Full details of the regulations the provider was not meeting are at the end of this report.

There were areas where the provider could make improvements. They should:

  • Review the practice’s arrangements for receiving and responding to patient safety alerts, recalls and rapid response reports issued from the Medicines and Healthcare products Regulatory Agency (MHRA) and through the Central Alerting System (CAS), as well as from other relevant bodies such as, Public Health England (PHE).
  • Review its responsibilities as regards to the Control of Substance Hazardous to Health (COSHH) Regulations 2002 and, ensure all documentation is up to date and staff understand how to minimise risks associated with the use of and handling of these substances.
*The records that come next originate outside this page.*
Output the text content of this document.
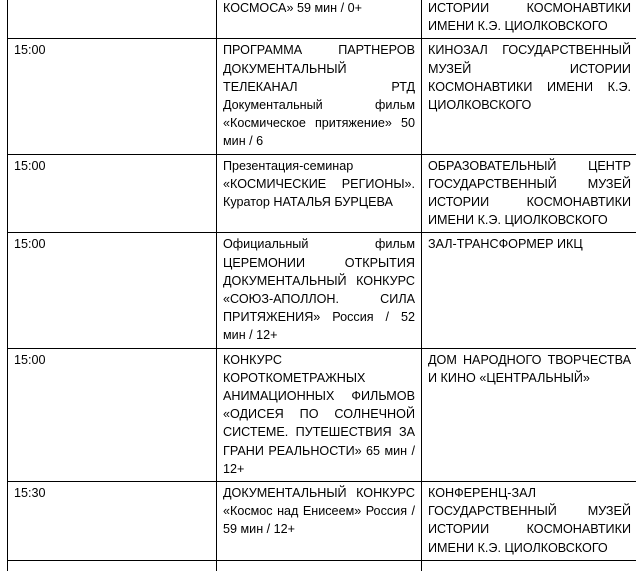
	КОСМОСА» 59 мин / 0+	ИСТОРИИ КОСМОНАВТИКИ ИМЕНИ К.Э. ЦИОЛКОВСКОГО
15:00	ПРОГРАММА ПАРТНЕРОВ ДОКУМЕНТАЛЬНЫЙ ТЕЛЕКАНАЛ РТД Документальный фильм «Космическое притяжение» 50 мин / 6	КИНОЗАЛ ГОСУДАРСТВЕННЫЙ МУЗЕЙ ИСТОРИИ КОСМОНАВТИКИ ИМЕНИ К.Э. ЦИОЛКОВСКОГО
15:00	Презентация-семинар «КОСМИЧЕСКИЕ РЕГИОНЫ». Куратор НАТАЛЬЯ БУРЦЕВА	ОБРАЗОВАТЕЛЬНЫЙ ЦЕНТР ГОСУДАРСТВЕННЫЙ МУЗЕЙ ИСТОРИИ КОСМОНАВТИКИ ИМЕНИ К.Э. ЦИОЛКОВСКОГО
15:00	Официальный фильм ЦЕРЕМОНИИ ОТКРЫТИЯ ДОКУМЕНТАЛЬНЫЙ КОНКУРС «СОЮЗ-АПОЛЛОН. СИЛА ПРИТЯЖЕНИЯ» Россия / 52 мин / 12+	ЗАЛ-ТРАНСФОРМЕР ИКЦ
15:00	КОНКУРС КОРОТКОМЕТРАЖНЫХ АНИМАЦИОННЫХ ФИЛЬМОВ «ОДИСЕЯ ПО СОЛНЕЧНОЙ СИСТЕМЕ. ПУТЕШЕСТВИЯ ЗА ГРАНИ РЕАЛЬНОСТИ» 65 мин / 12+	ДОМ НАРОДНОГО ТВОРЧЕСТВА И КИНО «ЦЕНТРАЛЬНЫЙ»
15:30	ДОКУМЕНТАЛЬНЫЙ КОНКУРС «Космос над Енисеем» Россия / 59 мин / 12+	КОНФЕРЕНЦ-ЗАЛ ГОСУДАРСТВЕННЫЙ МУЗЕЙ ИСТОРИИ КОСМОНАВТИКИ ИМЕНИ К.Э. ЦИОЛКОВСКОГО
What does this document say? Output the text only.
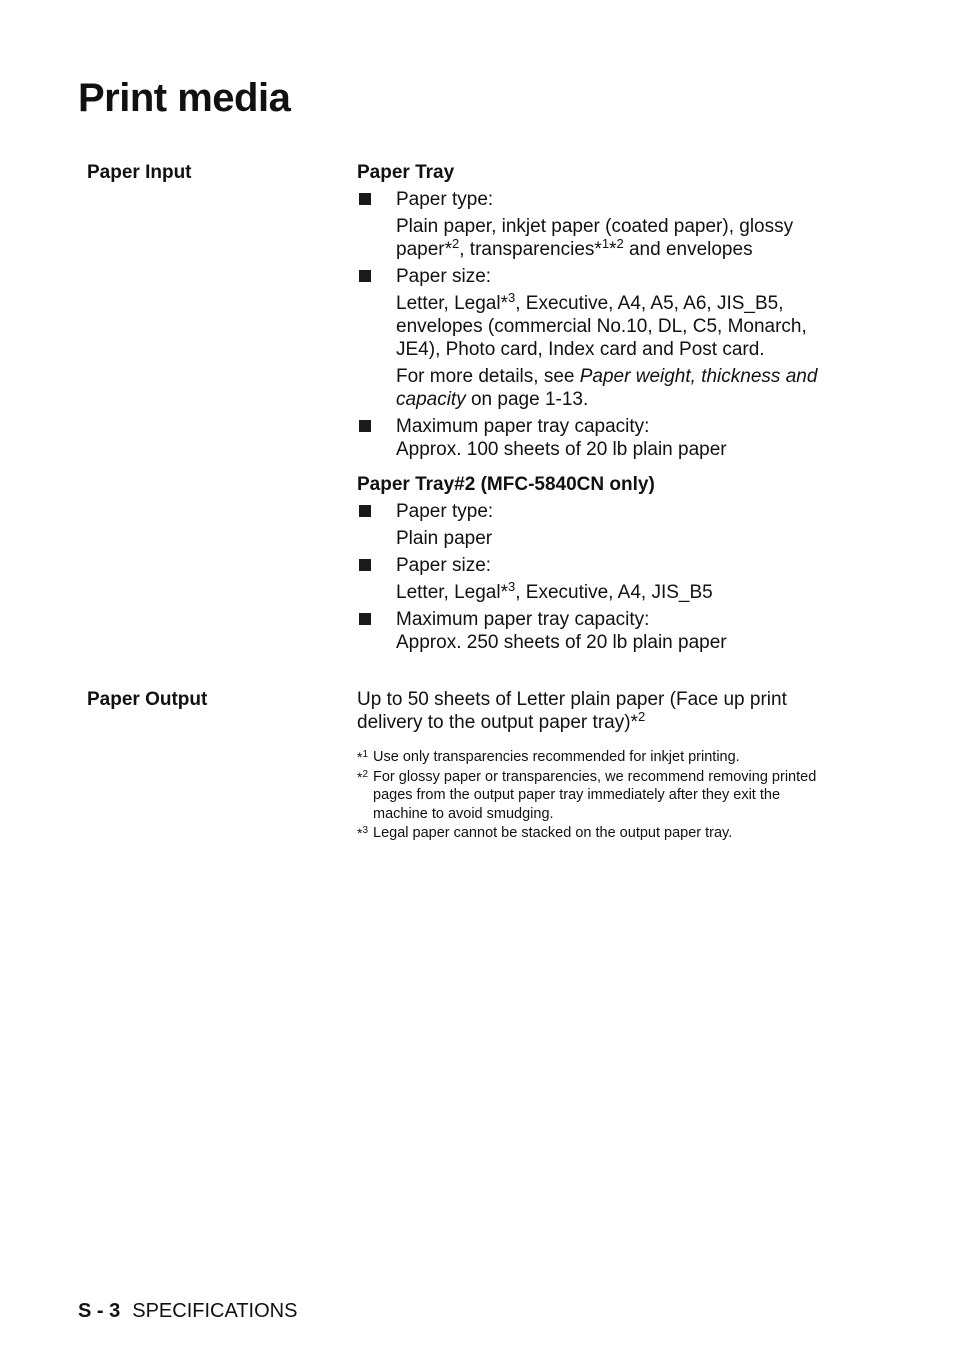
Print media
Paper Input	Paper Tray
Paper type:
Plain paper, inkjet paper (coated paper), glossy paper*$^2$, transparencies*$^1$*$^2$ and envelopes
Paper size:
Letter, Legal*$^3$, Executive, A4, A5, A6, JIS_B5, envelopes (commercial No.10, DL, C5, Monarch, JE4), Photo card, Index card and Post card.
For more details, see Paper weight, thickness and capacity on page 1-13.
Maximum paper tray capacity:
Approx. 100 sheets of 20 lb plain paper
Paper Tray#2 (MFC-5840CN only)
Paper type:
Plain paper
Paper size:
Letter, Legal*$^3$, Executive, A4, JIS_B5
Maximum paper tray capacity:
Approx. 250 sheets of 20 lb plain paper
Paper Output	Up to 50 sheets of Letter plain paper (Face up print delivery to the output paper tray)*$^2$

*$^1$ Use only transparencies recommended for inkjet printing.
*$^2$ For glossy paper or transparencies, we recommend removing printed pages from the output paper tray immediately after they exit the machine to avoid smudging.
*$^3$ Legal paper cannot be stacked on the output paper tray.
S - 3 SPECIFICATIONS
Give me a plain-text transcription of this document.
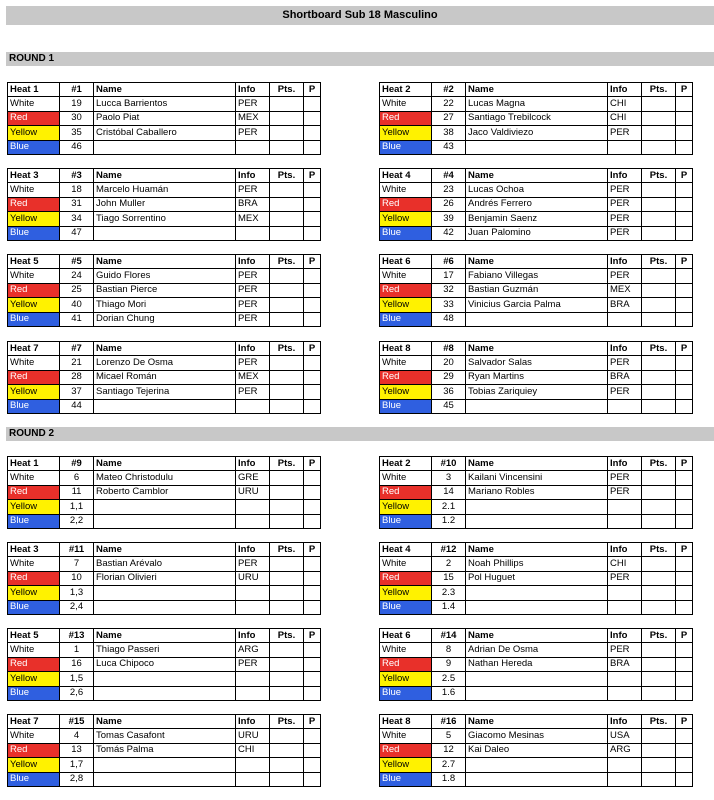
Shortboard Sub 18 Masculino
ROUND 1
Heat 1	#1	Name	Info	Pts.	P
White	19	Lucca Barrientos	PER		
Red	30	Paolo Piat	MEX		
Yellow	35	Cristóbal Caballero	PER		
Blue	46				
Heat 2	#2	Name	Info	Pts.	P
White	22	Lucas Magna	CHI		
Red	27	Santiago Trebilcock	CHI		
Yellow	38	Jaco Valdiviezo	PER		
Blue	43				
Heat 3	#3	Name	Info	Pts.	P
White	18	Marcelo Huamán	PER		
Red	31	John Muller	BRA		
Yellow	34	Tiago Sorrentino	MEX		
Blue	47				
Heat 4	#4	Name	Info	Pts.	P
White	23	Lucas Ochoa	PER		
Red	26	Andrés Ferrero	PER		
Yellow	39	Benjamin Saenz	PER		
Blue	42	Juan Palomino	PER		
Heat 5	#5	Name	Info	Pts.	P
White	24	Guido Flores	PER		
Red	25	Bastian Pierce	PER		
Yellow	40	Thiago Mori	PER		
Blue	41	Dorian Chung	PER		
Heat 6	#6	Name	Info	Pts.	P
White	17	Fabiano Villegas	PER		
Red	32	Bastian Guzmán	MEX		
Yellow	33	Vinicius Garcia Palma	BRA		
Blue	48				
Heat 7	#7	Name	Info	Pts.	P
White	21	Lorenzo De Osma	PER		
Red	28	Micael Román	MEX		
Yellow	37	Santiago Tejerina	PER		
Blue	44				
Heat 8	#8	Name	Info	Pts.	P
White	20	Salvador Salas	PER		
Red	29	Ryan Martins	BRA		
Yellow	36	Tobias Zariquiey	PER		
Blue	45				
ROUND 2
Heat 1	#9	Name	Info	Pts.	P
White	6	Mateo Christodulu	GRE		
Red	11	Roberto Camblor	URU		
Yellow	1,1				
Blue	2,2				
Heat 2	#10	Name	Info	Pts.	P
White	3	Kailani Vincensini	PER		
Red	14	Mariano Robles	PER		
Yellow	2.1				
Blue	1.2				
Heat 3	#11	Name	Info	Pts.	P
White	7	Bastian Arévalo	PER		
Red	10	Florian Olivieri	URU		
Yellow	1,3				
Blue	2,4				
Heat 4	#12	Name	Info	Pts.	P
White	2	Noah Phillips	CHI		
Red	15	Pol Huguet	PER		
Yellow	2.3				
Blue	1.4				
Heat 5	#13	Name	Info	Pts.	P
White	1	Thiago Passeri	ARG		
Red	16	Luca Chipoco	PER		
Yellow	1,5				
Blue	2,6				
Heat 6	#14	Name	Info	Pts.	P
White	8	Adrian De Osma	PER		
Red	9	Nathan Hereda	BRA		
Yellow	2.5				
Blue	1.6				
Heat 7	#15	Name	Info	Pts.	P
White	4	Tomas Casafont	URU		
Red	13	Tomás Palma	CHI		
Yellow	1,7				
Blue	2,8				
Heat 8	#16	Name	Info	Pts.	P
White	5	Giacomo Mesinas	USA		
Red	12	Kai Daleo	ARG		
Yellow	2.7				
Blue	1.8				
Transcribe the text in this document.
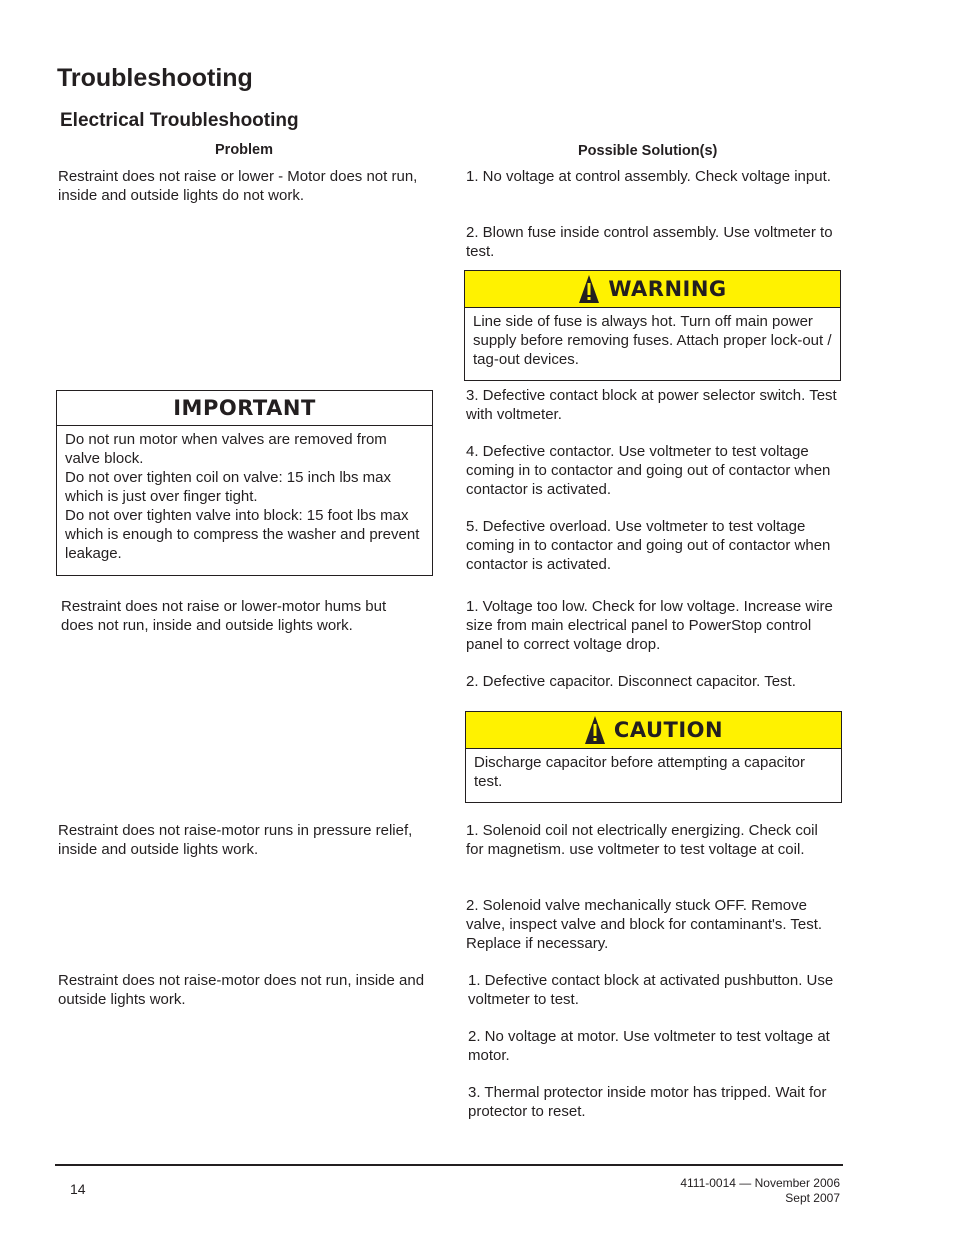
Troubleshooting
Electrical Troubleshooting
Problem	Possible Solution(s)
Restraint does not raise or lower - Motor does not run, inside and outside lights do not work.
1. No voltage at control assembly. Check voltage input.
2. Blown fuse inside control assembly. Use voltmeter to test.
WARNING
Line side of fuse is always hot. Turn off main power supply before removing fuses. Attach proper lock-out / tag-out devices.
IMPORTANT
Do not run motor when valves are removed from valve block.
Do not over tighten coil on valve: 15 inch lbs max which is just over finger tight.
Do not over tighten valve into block: 15 foot lbs max which is enough to compress the washer and prevent leakage.
3. Defective contact block at power selector switch. Test with voltmeter.
4. Defective contactor. Use voltmeter to test voltage coming in to contactor and going out of contactor when contactor is activated.
5. Defective overload. Use voltmeter to test voltage coming in to contactor and going out of contactor when contactor is activated.
Restraint does not raise or lower-motor hums but does not run, inside and outside lights work.
1. Voltage too low. Check for low voltage. Increase wire size from main electrical panel to PowerStop control panel to correct voltage drop.
2. Defective capacitor. Disconnect capacitor. Test.
CAUTION
Discharge capacitor before attempting a capacitor test.
Restraint does not raise-motor runs in pressure relief, inside and outside lights work.
1. Solenoid coil not electrically energizing. Check coil for magnetism. use voltmeter to test voltage at coil.
2. Solenoid valve mechanically stuck OFF. Remove valve, inspect valve and block for contaminant's. Test. Replace if necessary.
Restraint does not raise-motor does not run, inside and outside lights work.
1. Defective contact block at activated pushbutton. Use voltmeter to test.
2. No voltage at motor. Use voltmeter to test voltage at motor.
3. Thermal protector inside motor has tripped. Wait for protector to reset.
14	4111-0014 — November 2006
Sept 2007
  • Review availability of equipment to manage medical emergencies and how often it should be checked giving due regard to guidelines issued by the Resuscitation Council (UK), and the General Dental Council (GDC) standards for the dental team.
  • Review the practice’s infection control procedures and protocols giving due regard to guidelines issued by the Department of Health - Health Technical Memorandum 01-05: Decontamination in primary care dental practices and The Health and Social Care Act 2008: ‘Code of Practice about the prevention and control of infections and related guidance’.